Au Palais de justice de Libreville, le procureur de la République, Dick Fabrice Boungou Mickolo, a pris la parole ce 16 avril 2026 pour recadrer une affaire déjà happée par le tumulte politico-médiatique. En ligne de mire : l’interpellation de Alain-Claude Bilie-By-Nze, ancien Premier ministre, dont le cas cristallise à nouveau les tensions entre lecture judiciaire et interprétation politique.
Une affaire de droit commun, selon le parquet
Les faits, tels que présentés par le ministère public, sont précis. Tout part d’une plainte déposée le 7 avril 2026 par une citoyenne gabonaise. En cause : le non-remboursement d’une somme de 5 millions de FCFA, qui aurait été remise dans le cadre de l’organisation des festivités de la Fête des cultures.
Le procureur a été sans ambiguïté : une enquête préliminaire est en cours pour des faits présumés d’escroquerie et d’abus de confiance. À ce stade, il ne s’agit ni d’un jugement, ni d’une condamnation, mais d’un processus d’établissement des faits. « Les investigations se poursuivent (…) afin d’établir la matérialité des faits », a-t-il insisté, rappelant au passage un principe fondamental : la présomption d’innocence.
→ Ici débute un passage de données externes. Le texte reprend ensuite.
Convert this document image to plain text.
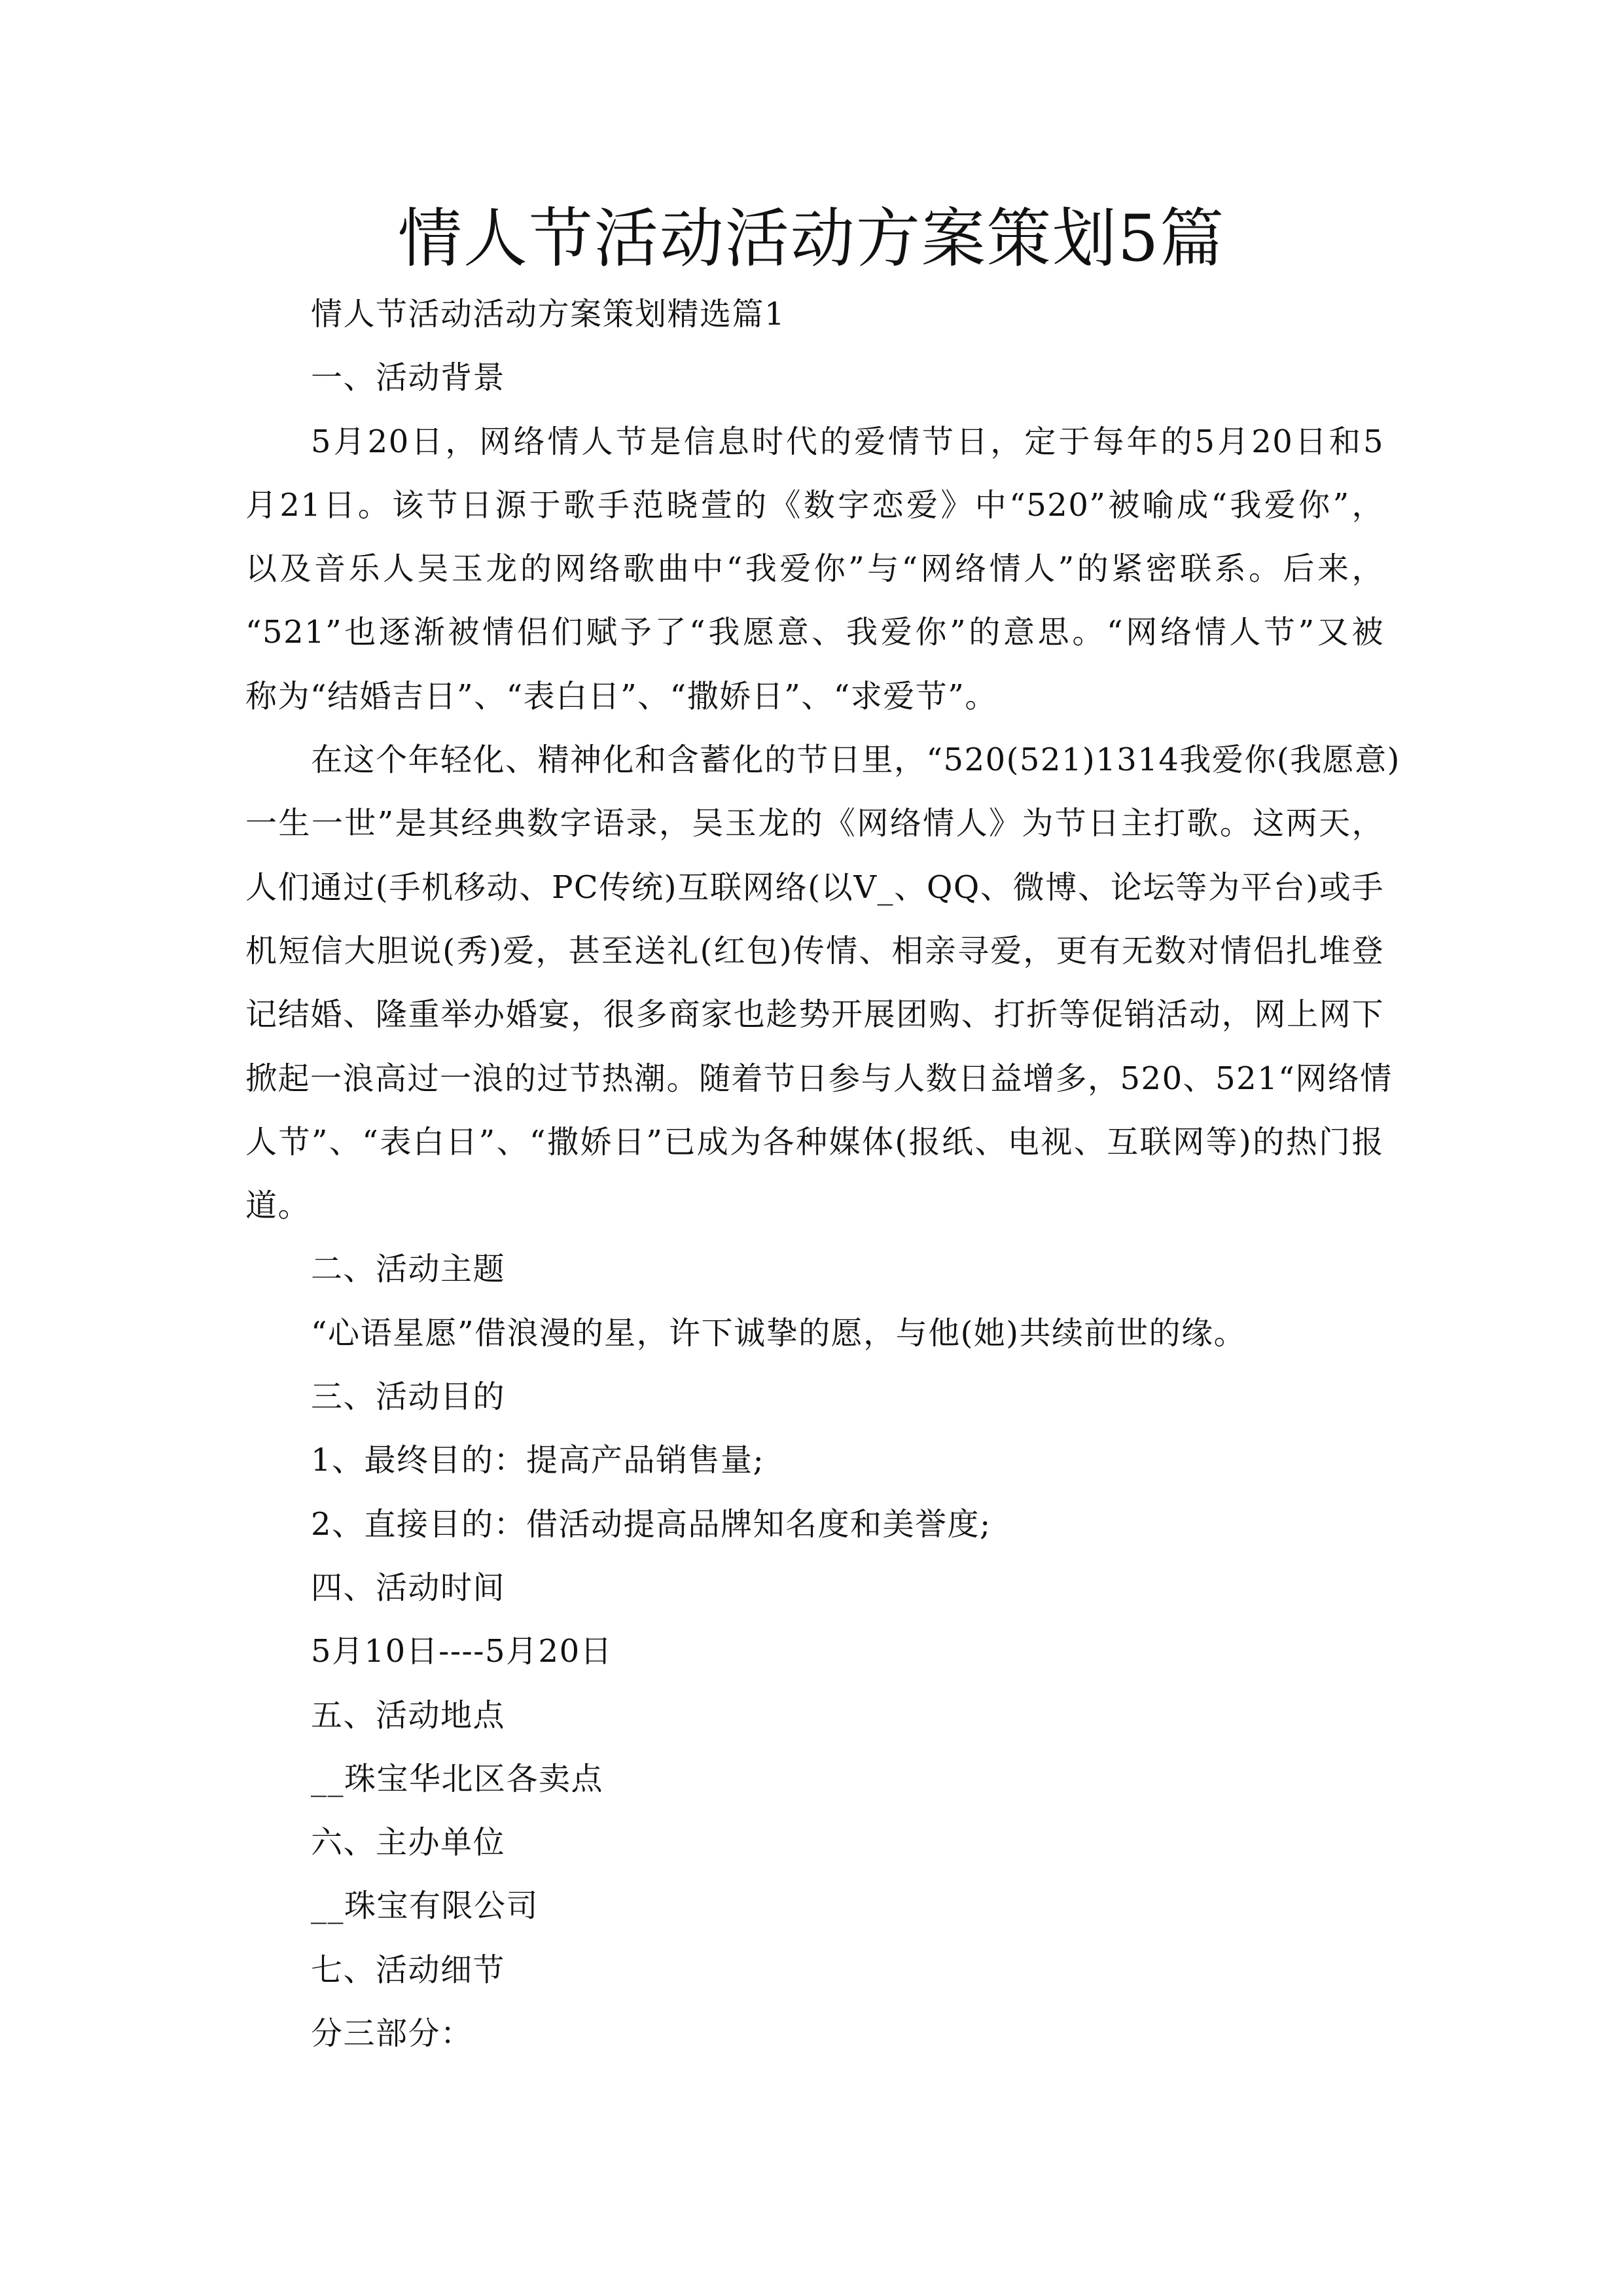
情人节活动活动方案策划5篇
情人节活动活动方案策划精选篇1
一、活动背景
5月20日，网络情人节是信息时代的爱情节日，定于每年的5月20日和5
月21日。该节日源于歌手范晓萱的《数字恋爱》中“520”被喻成“我爱你”，
以及音乐人吴玉龙的网络歌曲中“我爱你”与“网络情人”的紧密联系。后来，
“521”也逐渐被情侣们赋予了“我愿意、我爱你”的意思。“网络情人节”又被
称为“结婚吉日”、“表白日”、“撒娇日”、“求爱节”。
在这个年轻化、精神化和含蓄化的节日里，“520(521)1314我爱你(我愿意)
一生一世”是其经典数字语录，吴玉龙的《网络情人》为节日主打歌。这两天，
人们通过(手机移动、PC传统)互联网络(以V_、QQ、微博、论坛等为平台)或手
机短信大胆说(秀)爱，甚至送礼(红包)传情、相亲寻爱，更有无数对情侣扎堆登
记结婚、隆重举办婚宴，很多商家也趁势开展团购、打折等促销活动，网上网下
掀起一浪高过一浪的过节热潮。随着节日参与人数日益增多，520、521“网络情
人节”、“表白日”、“撒娇日”已成为各种媒体(报纸、电视、互联网等)的热门报
道。
二、活动主题
“心语星愿”借浪漫的星，许下诚挚的愿，与他(她)共续前世的缘。
三、活动目的
1、最终目的：提高产品销售量;
2、直接目的：借活动提高品牌知名度和美誉度;
四、活动时间
5月10日----5月20日
五、活动地点
__珠宝华北区各卖点
六、主办单位
__珠宝有限公司
七、活动细节
分三部分：
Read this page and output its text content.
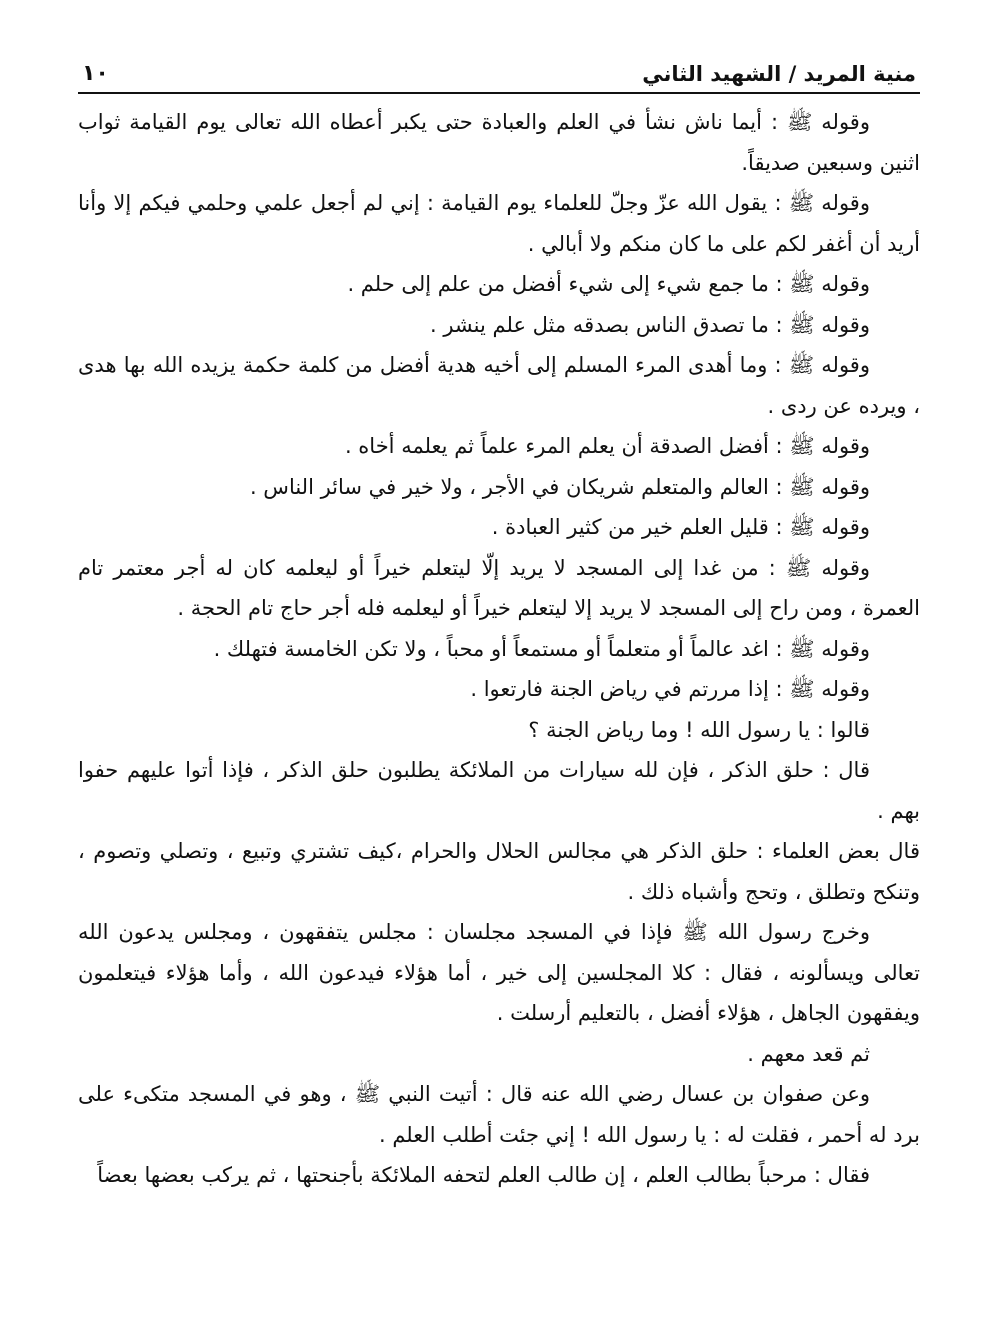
منية المريد / الشهيد الثاني
١٠

وقوله ﷺ : أيما ناش نشأ في العلم والعبادة حتى يكبر أعطاه الله تعالى يوم القيامة ثواب اثنين وسبعين صديقاً.

وقوله ﷺ : يقول الله عزّ وجلّ للعلماء يوم القيامة : إني لم أجعل علمي وحلمي فيكم إلا وأنا أريد أن أغفر لكم على ما كان منكم ولا أبالي .

وقوله ﷺ : ما جمع شيء إلى شيء أفضل من علم إلى حلم .

وقوله ﷺ : ما تصدق الناس بصدقه مثل علم ينشر .

وقوله ﷺ : وما أهدى المرء المسلم إلى أخيه هدية أفضل من كلمة حكمة يزيده الله بها هدى ، ويرده عن ردى .

وقوله ﷺ : أفضل الصدقة أن يعلم المرء علماً ثم يعلمه أخاه .

وقوله ﷺ : العالم والمتعلم شريكان في الأجر ، ولا خير في سائر الناس .

وقوله ﷺ : قليل العلم خير من كثير العبادة .

وقوله ﷺ : من غدا إلى المسجد لا يريد إلّا ليتعلم خيراً أو ليعلمه كان له أجر معتمر تام العمرة ، ومن راح إلى المسجد لا يريد إلا ليتعلم خيراً أو ليعلمه فله أجر حاج تام الحجة .

وقوله ﷺ : اغد عالماً أو متعلماً أو مستمعاً أو محباً ، ولا تكن الخامسة فتهلك .

وقوله ﷺ : إذا مررتم في رياض الجنة فارتعوا .

قالوا : يا رسول الله ! وما رياض الجنة ؟

قال : حلق الذكر ، فإن لله سيارات من الملائكة يطلبون حلق الذكر ، فإذا أتوا عليهم حفوا بهم .

قال بعض العلماء : حلق الذكر هي مجالس الحلال والحرام ،كيف تشتري وتبيع ، وتصلي وتصوم ، وتنكح وتطلق ، وتحج وأشباه ذلك .

وخرج رسول الله ﷺ فإذا في المسجد مجلسان : مجلس يتفقهون ، ومجلس يدعون الله تعالى ويسألونه ، فقال : كلا المجلسين إلى خير ، أما هؤلاء فيدعون الله ، وأما هؤلاء فيتعلمون ويفقهون الجاهل ، هؤلاء أفضل ، بالتعليم أرسلت .

ثم قعد معهم .

وعن صفوان بن عسال رضي الله عنه قال : أتيت النبي ﷺ ، وهو في المسجد متكىء على برد له أحمر ، فقلت له : يا رسول الله ! إني جئت أطلب العلم .

فقال : مرحباً بطالب العلم ، إن طالب العلم لتحفه الملائكة بأجنحتها ، ثم يركب بعضها بعضاً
Autrement dit, la justice suit son cours. Rien de plus. Rien de moins.
L’indépendance judiciaire revendiquée
Face aux soupçons d’instrumentalisation politique, le parquet a tenu à poser un cadre clair : l’autorité judiciaire agit « en toute indépendance », sans considération du statut ou du passé de la personne concernée.
Dans un pays où la défiance envers les institutions reste vive, cette affirmation n’est pas anodine. Elle vise à réaffirmer une ligne de séparation essentielle : celle entre pouvoir politique et pouvoir judiciaire.
Car au fond, toute la question est là. Peut-on encore accepter qu’une procédure judiciaire impliquant une figure politique soit systématiquement perçue comme une manœuvre ?
Entre perception et réalité
Ce nouvel épisode met en lumière une fracture persistante dans l’opinion : d’un côté, une justice qui revendique son autonomie et son ancrage dans le droit ; de l’autre, une partie de la classe politique et de l’opinion qui interprète chaque procédure à travers le prisme du rapport de forces.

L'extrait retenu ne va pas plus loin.